Он покачнулся, поглядел на Надю серыми, тоскующими глазами и закрыл их ладонью.
— Старость грешна, молодость жестока…
— Ты не старый. Ты никакой. Живешь сам с собой. А чтобы другие тебе не мешали, ты с ними добрый. Все говорят, что ты добрый. И всем с тобой плохо, трудно. И пьешь ты потому, что это тебе, тебе, тебе от водки хорошо. А как другим — это тебе неважно. Я уеду, но ты знай, что я все понимаю. Это ты не мне купил билет, а себе, чтобы тебе было спокойно.
Он остался верен себе.
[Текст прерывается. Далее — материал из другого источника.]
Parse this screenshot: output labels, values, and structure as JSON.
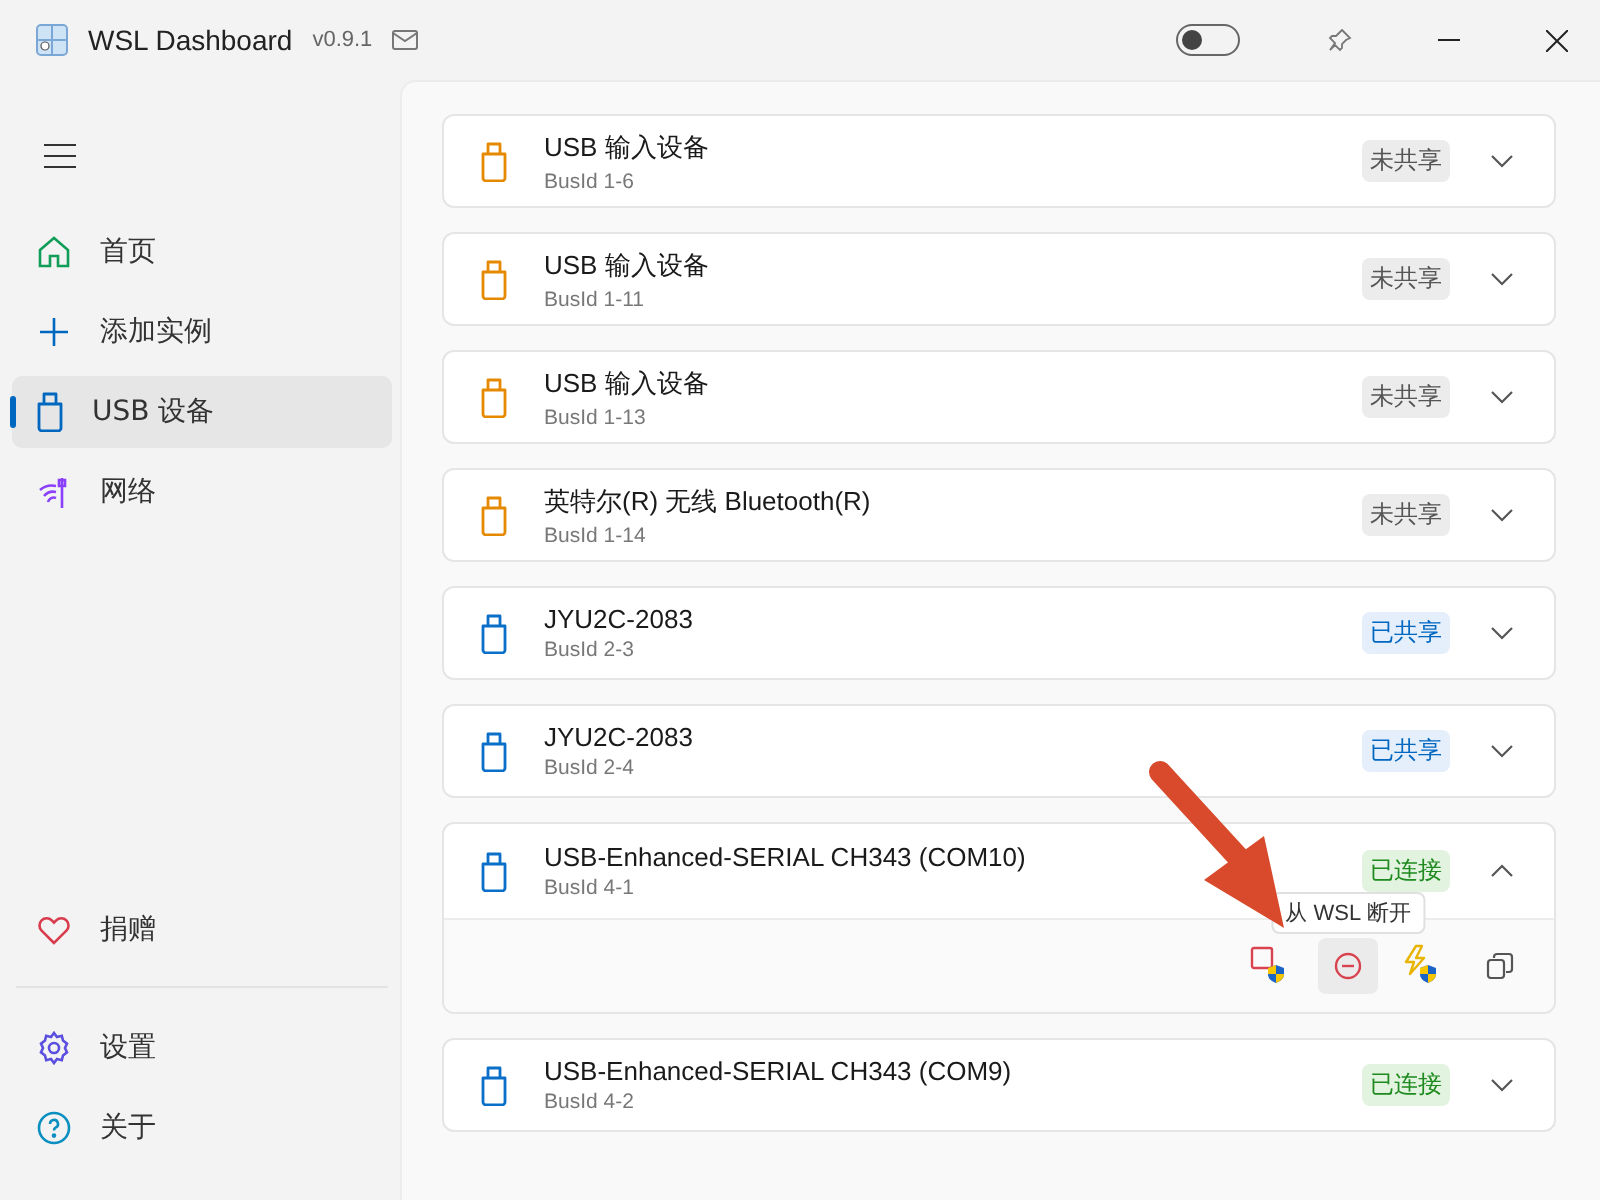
{
  "window": {
    "title": "WSL Dashboard",
    "version": "v0.9.1",
    "theme_toggle": {
      "on": false
    }
  },
  "sidebar": {
    "items": [
      {
        "label": "首页",
        "kind": "home",
        "selected": false
      },
      {
        "label": "添加实例",
        "kind": "add",
        "selected": false
      },
      {
        "label": "USB 设备",
        "kind": "usb",
        "selected": true
      },
      {
        "label": "网络",
        "kind": "network",
        "selected": false
      }
    ],
    "donate_item": {
      "label": "捐赠",
      "kind": "heart",
      "selected": false
    },
    "footer_items": [
      {
        "label": "设置",
        "kind": "settings",
        "selected": false
      },
      {
        "label": "关于",
        "kind": "help",
        "selected": false
      }
    ]
  },
  "devices": [
    {
      "name": "USB 输入设备",
      "bus_id": "BusId 1-6",
      "status": "未共享",
      "kind": "unshared",
      "expanded": false
    },
    {
      "name": "USB 输入设备",
      "bus_id": "BusId 1-11",
      "status": "未共享",
      "kind": "unshared",
      "expanded": false
    },
    {
      "name": "USB 输入设备",
      "bus_id": "BusId 1-13",
      "status": "未共享",
      "kind": "unshared",
      "expanded": false
    },
    {
      "name": "英特尔(R) 无线 Bluetooth(R)",
      "bus_id": "BusId 1-14",
      "status": "未共享",
      "kind": "unshared",
      "expanded": false
    },
    {
      "name": "JYU2C-2083",
      "bus_id": "BusId 2-3",
      "status": "已共享",
      "kind": "shared",
      "expanded": false
    },
    {
      "name": "JYU2C-2083",
      "bus_id": "BusId 2-4",
      "status": "已共享",
      "kind": "shared",
      "expanded": false
    },
    {
      "name": "USB-Enhanced-SERIAL CH343 (COM10)",
      "bus_id": "BusId 4-1",
      "status": "已连接",
      "kind": "connected",
      "expanded": true,
      "actions": [
        {
          "kind": "stop",
          "hovered": false
        },
        {
          "kind": "detach",
          "hovered": true,
          "tooltip": "从 WSL 断开"
        },
        {
          "kind": "bolt",
          "hovered": false
        },
        {
          "kind": "copy",
          "hovered": false
        }
      ]
    },
    {
      "name": "USB-Enhanced-SERIAL CH343 (COM9)",
      "bus_id": "BusId 4-2",
      "status": "已连接",
      "kind": "connected",
      "expanded": false
    }
  ]
}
Когда она, разгоряченная, боясь взглянуть на него, умолкла, он похлопал в ладоши:
— Браво.
Потом он неслушающимися пальцами пытался играть на пианино, говорил, что тоже уедет. Без чемодана. Навсегда. Все боятся туда ехать, а он с полным удовольствием. Он говорил о смерти, Надя понимала его, но досада не проходила. Когда он вышел, она подбежала к двери и повернула ключ.
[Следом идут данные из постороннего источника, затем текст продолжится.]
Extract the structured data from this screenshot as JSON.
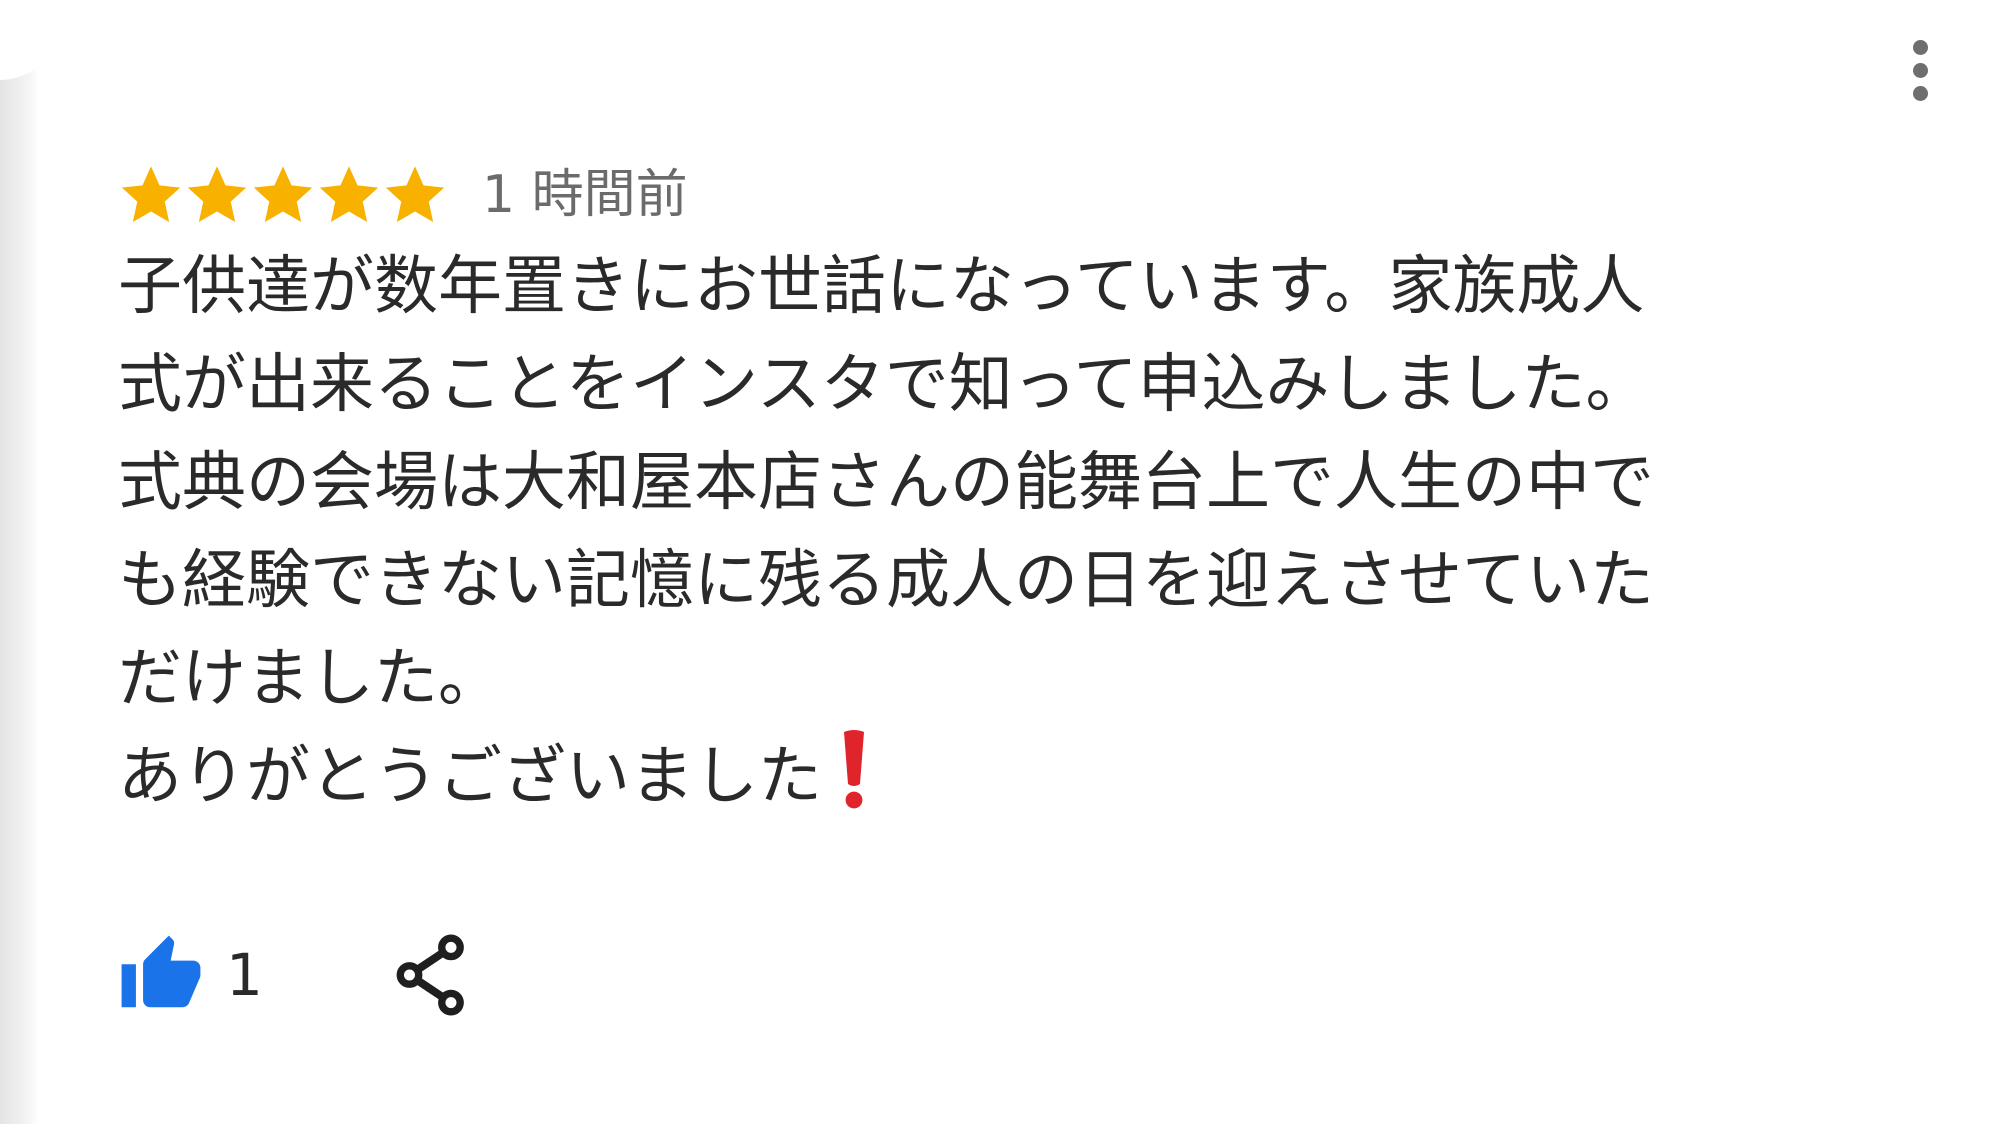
{
  "review": {
    "rating": 5,
    "rating_max": 5,
    "timestamp": "1 時間前",
    "lines": [
      "子供達が数年置きにお世話になっています。家族成人",
      "式が出来ることをインスタで知って申込みしました。",
      "式典の会場は大和屋本店さんの能舞台上で人生の中で",
      "も経験できない記憶に残る成人の日を迎えさせていた",
      "だけました。",
      "ありがとうございました"
    ],
    "trailing_emoji": "❗"
  },
  "actions": {
    "like_count": "1",
    "like_icon": "thumbs-up-icon",
    "share_icon": "share-icon",
    "more_icon": "more-vert-icon"
  },
  "colors": {
    "star": "#F9B100",
    "like": "#1A73E8",
    "text": "#2A2A2A",
    "muted": "#6B6B6B",
    "exclaim": "#E0242B"
  }
}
Назавтра они стояли на перроне, возле вагона, и отец маялся. Бросал на дочь виноватые взгляды, вздыхал. Наде было невмоготу смотреть на него.
— Папа, я не обижаюсь. Было скучно. Анны нет, даже хорошо, что я уезжаю.
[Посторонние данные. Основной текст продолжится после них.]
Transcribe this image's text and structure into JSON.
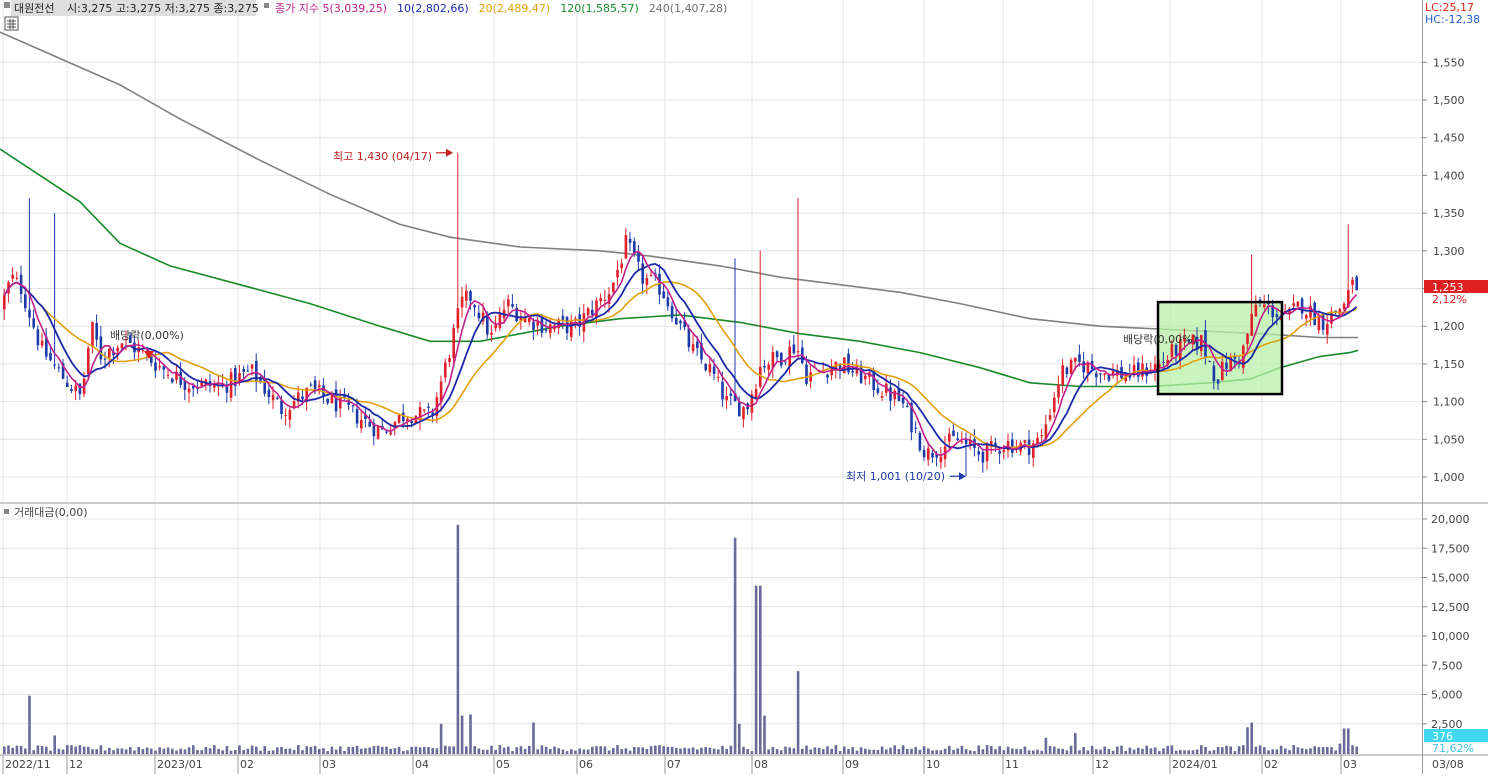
{
  "header": {
    "name": "대원전선",
    "ohlc": "시:3,275 고:3,275 저:3,275 종:3,275",
    "ma_items": [
      {
        "label": "종가 지수 5(3,039,25)",
        "color": "#c0208a"
      },
      {
        "label": "10(2,802,66)",
        "color": "#1c2aa8"
      },
      {
        "label": "20(2,489,47)",
        "color": "#e0a010"
      },
      {
        "label": "120(1,585,57)",
        "color": "#1a8a2a"
      },
      {
        "label": "240(1,407,28)",
        "color": "#707070"
      }
    ],
    "lc": "LC:25,17",
    "hc": "HC:-12,38"
  },
  "volume_header": {
    "label": "거래대금(0,00)"
  },
  "annotations": {
    "high": "최고 1,430 (04/17)",
    "low": "최저 1,001 (10/20)",
    "dividend1": "배당락(0,00%)",
    "dividend2": "배당락(0,00%)"
  },
  "price_tag": {
    "value": "1,253",
    "pct": "2,12%"
  },
  "volume_tag": {
    "value": "376",
    "pct": "71,62%"
  },
  "colors": {
    "up": "#e0202a",
    "down": "#1c3aa8",
    "ma5": "#c0208a",
    "ma10": "#1c2aa8",
    "ma20": "#e0a010",
    "ma120": "#1a8a2a",
    "ma240": "#808080",
    "volume": "#6a6a9a",
    "grid": "#e4e4e4",
    "highlight": "#b8f0a8"
  },
  "chart_data": [
    {
      "type": "candlestick",
      "ylim": [
        975,
        1585
      ],
      "y_ticks": [
        "1,000",
        "1,050",
        "1,100",
        "1,150",
        "1,200",
        "1,250",
        "1,300",
        "1,350",
        "1,400",
        "1,450",
        "1,500",
        "1,550"
      ],
      "x_ticks": [
        "2022/11",
        "12",
        "2023/01",
        "02",
        "03",
        "04",
        "05",
        "06",
        "07",
        "08",
        "09",
        "10",
        "11",
        "12",
        "2024/01",
        "02",
        "03",
        "03/08"
      ],
      "close_anchors": [
        [
          0,
          1225
        ],
        [
          10,
          1265
        ],
        [
          20,
          1250
        ],
        [
          40,
          1170
        ],
        [
          60,
          1135
        ],
        [
          80,
          1105
        ],
        [
          90,
          1200
        ],
        [
          100,
          1160
        ],
        [
          120,
          1180
        ],
        [
          130,
          1175
        ],
        [
          160,
          1145
        ],
        [
          185,
          1125
        ],
        [
          220,
          1120
        ],
        [
          250,
          1140
        ],
        [
          280,
          1090
        ],
        [
          310,
          1115
        ],
        [
          345,
          1090
        ],
        [
          380,
          1060
        ],
        [
          405,
          1085
        ],
        [
          430,
          1080
        ],
        [
          445,
          1150
        ],
        [
          460,
          1230
        ],
        [
          470,
          1240
        ],
        [
          490,
          1185
        ],
        [
          505,
          1230
        ],
        [
          525,
          1210
        ],
        [
          545,
          1200
        ],
        [
          575,
          1200
        ],
        [
          610,
          1250
        ],
        [
          625,
          1310
        ],
        [
          640,
          1265
        ],
        [
          660,
          1250
        ],
        [
          675,
          1210
        ],
        [
          690,
          1170
        ],
        [
          710,
          1140
        ],
        [
          725,
          1100
        ],
        [
          745,
          1090
        ],
        [
          760,
          1150
        ],
        [
          780,
          1160
        ],
        [
          795,
          1175
        ],
        [
          805,
          1135
        ],
        [
          815,
          1140
        ],
        [
          840,
          1150
        ],
        [
          870,
          1125
        ],
        [
          900,
          1100
        ],
        [
          925,
          1030
        ],
        [
          955,
          1050
        ],
        [
          980,
          1030
        ],
        [
          1005,
          1045
        ],
        [
          1025,
          1040
        ],
        [
          1040,
          1050
        ],
        [
          1060,
          1140
        ],
        [
          1080,
          1150
        ],
        [
          1100,
          1140
        ],
        [
          1130,
          1135
        ],
        [
          1160,
          1150
        ],
        [
          1175,
          1170
        ],
        [
          1200,
          1180
        ],
        [
          1215,
          1130
        ],
        [
          1225,
          1150
        ],
        [
          1240,
          1160
        ],
        [
          1255,
          1230
        ],
        [
          1265,
          1225
        ],
        [
          1285,
          1210
        ],
        [
          1300,
          1230
        ],
        [
          1320,
          1205
        ],
        [
          1340,
          1225
        ],
        [
          1350,
          1253
        ]
      ],
      "ma": {
        "ma120": [
          [
            0,
            1435
          ],
          [
            40,
            1400
          ],
          [
            80,
            1365
          ],
          [
            120,
            1310
          ],
          [
            170,
            1280
          ],
          [
            240,
            1255
          ],
          [
            310,
            1230
          ],
          [
            380,
            1200
          ],
          [
            430,
            1180
          ],
          [
            480,
            1180
          ],
          [
            560,
            1200
          ],
          [
            620,
            1210
          ],
          [
            680,
            1215
          ],
          [
            740,
            1205
          ],
          [
            800,
            1190
          ],
          [
            860,
            1180
          ],
          [
            920,
            1165
          ],
          [
            980,
            1145
          ],
          [
            1030,
            1125
          ],
          [
            1080,
            1120
          ],
          [
            1150,
            1120
          ],
          [
            1210,
            1125
          ],
          [
            1250,
            1130
          ],
          [
            1280,
            1145
          ],
          [
            1320,
            1160
          ],
          [
            1350,
            1165
          ],
          [
            1358,
            1168
          ]
        ],
        "ma240": [
          [
            0,
            1590
          ],
          [
            60,
            1555
          ],
          [
            120,
            1520
          ],
          [
            180,
            1475
          ],
          [
            260,
            1420
          ],
          [
            330,
            1375
          ],
          [
            400,
            1335
          ],
          [
            450,
            1318
          ],
          [
            520,
            1305
          ],
          [
            600,
            1300
          ],
          [
            650,
            1293
          ],
          [
            720,
            1280
          ],
          [
            780,
            1265
          ],
          [
            840,
            1255
          ],
          [
            900,
            1245
          ],
          [
            960,
            1230
          ],
          [
            1030,
            1210
          ],
          [
            1100,
            1200
          ],
          [
            1180,
            1195
          ],
          [
            1260,
            1190
          ],
          [
            1320,
            1185
          ],
          [
            1358,
            1185
          ]
        ]
      },
      "events": [
        {
          "name": "high",
          "x": 455,
          "value": 1430
        },
        {
          "name": "low",
          "x": 965,
          "value": 1001
        }
      ],
      "highlight_range": {
        "x0": 1158,
        "x1": 1282,
        "y0": 1232,
        "y1": 1110
      }
    },
    {
      "type": "bar",
      "title": "거래대금(0,00)",
      "ylim": [
        0,
        21000
      ],
      "y_ticks": [
        "2,500",
        "5,000",
        "7,500",
        "10,000",
        "12,500",
        "15,000",
        "17,500",
        "20,000"
      ],
      "spikes": [
        [
          27,
          4900
        ],
        [
          55,
          1500
        ],
        [
          441,
          2500
        ],
        [
          455,
          19500
        ],
        [
          462,
          3200
        ],
        [
          468,
          3300
        ],
        [
          533,
          2600
        ],
        [
          732,
          18400
        ],
        [
          737,
          2500
        ],
        [
          757,
          14300
        ],
        [
          763,
          3200
        ],
        [
          795,
          6000
        ],
        [
          798,
          7000
        ],
        [
          1046,
          1300
        ],
        [
          1075,
          1700
        ],
        [
          1248,
          2200
        ],
        [
          1252,
          2600
        ],
        [
          1345,
          2100
        ],
        [
          1340,
          800
        ]
      ],
      "base_volume": 400
    }
  ]
}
— Вот что, — он взял ее руку в свои, — напиши мне письмо. Не сразу, пусть пройдет время… Я тебе отвечу.
Поезд тронулся. Он остался стоять, провожая глазами вагон. Впервые незнакомая волна жалости и вины ударила Надю в лицо. Как будто не он ее выгнал, а она его бросила. Что это? Первый звонок из ее завтрашней, взрослой жизни или предчувствие долгой разлуки? Она знала, что теперь уже нескоро увидит отца и что в той, новой встрече им будет еще трудней друг с другом.
НАДЯ
Разговор шел о семейном воспитании, дескать, что увидел, заглотнул человек в детстве, то и потянется за ним через всю жизнь. Укладывали в папки чертежи, сдували со столов графитную пыль, мужчины закуривали — минут за пятнадцать до звонка в отделе разрешалось курить. Каждый день в эти минуты возникал общий разговор.
— Да чепуха это, — как всегда заваривала спор Ася Стукалина, — у нас семья была скупая, над каждой копейкой чахли, насмотрелась, наглоталась этой скупости досыта. И что — всю жизнь в долгах, хоть бы что-нибудь застряло в характере.
— Аська, у тебя вечно примерчики из самых недр личной биографии.
— А твои откуда? С базара?
— Грубо, Стукалина.
— Семья, воспитание — это все правильно, но есть еще наследственность. Почему-то ее никто не берет во внимание.
— Тихо! Говорит Егорова. Давай, Надя, излагай, а то скоро звонок, и мы ничего не узнаем про наследственность.
— А тут излагать нечего: два близнеца живут в одной семье, в одних условиях, а вырастает два разных человека.
— Ну и что?
— Ничего. Сказала, что думала.
В последние дни каждое резкое или небрежное слово вызывало слезы. И сейчас кольнуло в горле, слезы подступили к глазам, она отвернулась. Спас звонок. Кто-то придумал конец рабочего дня оповещать звонком. Ровно половина шестого. В шесть она будет дома. А они могут продолжать свой диспут. Есть ли жизнь на Марсе, нет ли жизни на Марсе, газеты бы лучше вслух читатели, чем вот так коллективно толочь воду в ступе.
На улице сразу все проходит: и обида, и волнение. Легко шагается, так бы шла и шла, есть же счастливчики, которым не надо спешить домой. Она оглядывает прохожих: сколько все-таки людей, и ничего неизвестно, кто у них дома, что у них дома. И еще есть окна домов. Слепые днем, вечером они вспыхивают радугой занавесок: вот за этой, в петухах веселых красок, может быть, чья-то счастливая семейная жизнь.
«Ну и что?» — у этого типа Толубеева каждое слово как ржавый гвоздь. Она же ясно все сказала про наследственность, так нет, надо прикинуться идиотом: «Ну и что?» Аська его обхаживает. Бедная девочка. А что делать? Единственный в отделе холостяк.